By Dilip Kumar Jha/Mumbai
Quarterly increase indicates that miners wary of price increase, trend reverses in September quarter so far.
Global gold producers raised their hedge book by 8 per cent in the April-June quarter, the highest in six years, to protect themselves from price volatility and automatically thereby margins.
Data compiled by the global precious metals consultancy Thomson Reuters showed global producer hedge book amounted to 9.5 million oz (295 tonnes) during the second quarter of calendar year 2016 to witness fourth consecutive quarterly increase to its highest level since Q2, 2010. The change quarter-on-quarter amounted to an increase of 0.67 million oz (21 tonnes) on a delta-adjusted basis, led by 20 gold producers who entered into new forward sales.

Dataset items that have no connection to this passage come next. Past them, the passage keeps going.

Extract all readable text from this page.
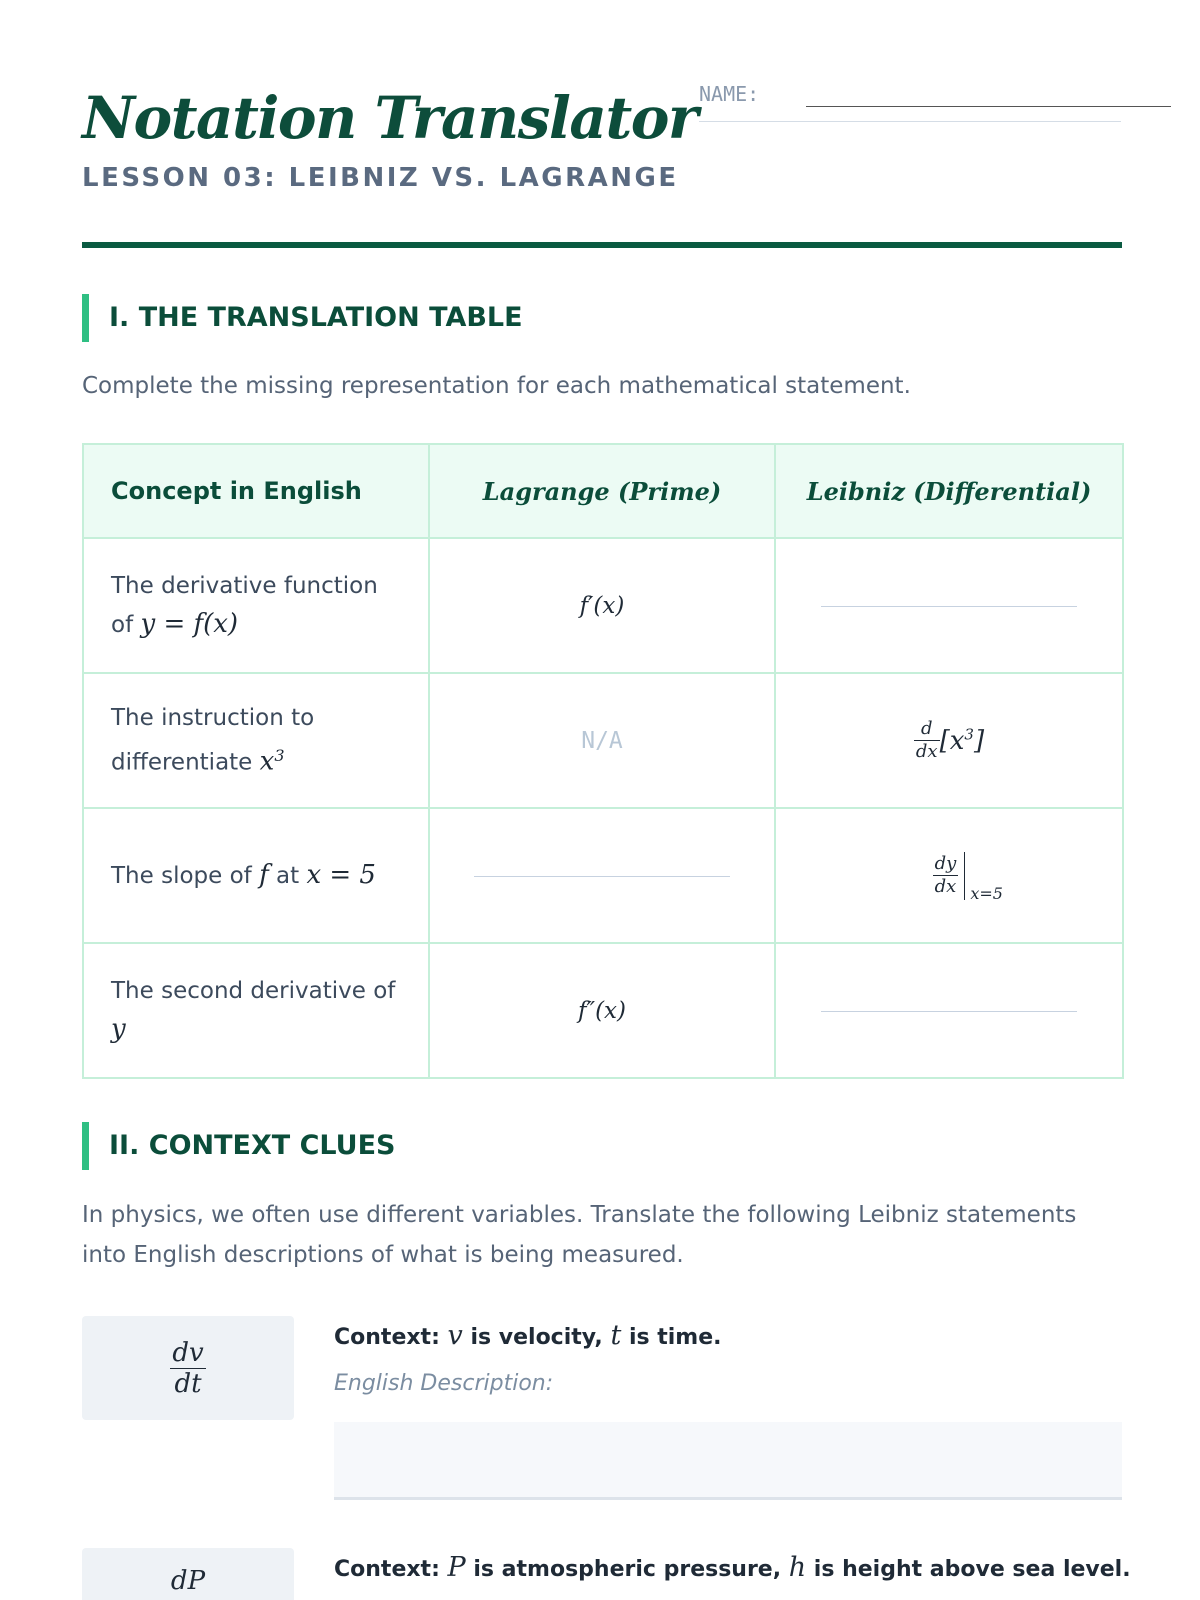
Notation Translator
LESSON 03: LEIBNIZ VS. LAGRANGE
NAME:
I. THE TRANSLATION TABLE
Complete the missing representation for each mathematical statement.
Concept in English	Lagrange (Prime)	Leibniz (Differential)
The derivative function
of y = f(x)	f′(x)	
The instruction to
differentiate $x^3$	N/A	$\frac{d}{dx} [x^3]$
The slope of f at x = 5		$\frac{dy}{dx} x=5$

The second derivative of
y	f″(x)	
II. CONTEXT CLUES
In physics, we often use different variables. Translate the following Leibniz statements into English descriptions of what is being measured.
$\frac{dv}{dt}$
Context: v is velocity, t is time.
English Description:
dP	Context: P is atmospheric pressure, h is height above sea level.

The increase in the quarterly hedge book over the January-March quarter indicates, miners were expecting a price fall in short term. Over the course of April, gold continued to trade over a narrow range as prices approached the apex of a symmetrical triangle. News about the possibility of two interest rate hikes by the US Fed in 2016 fuelled interest across risky assets, driving gold and other safe-haven assets lower. After settling at a distance from $1,400 an oz, gold slipped to $1,251 an oz during the quarter prompting thereby, miners to strengthen heir hedge book. Gold is today trading at $1,326 an oz in the benchmark London spot market.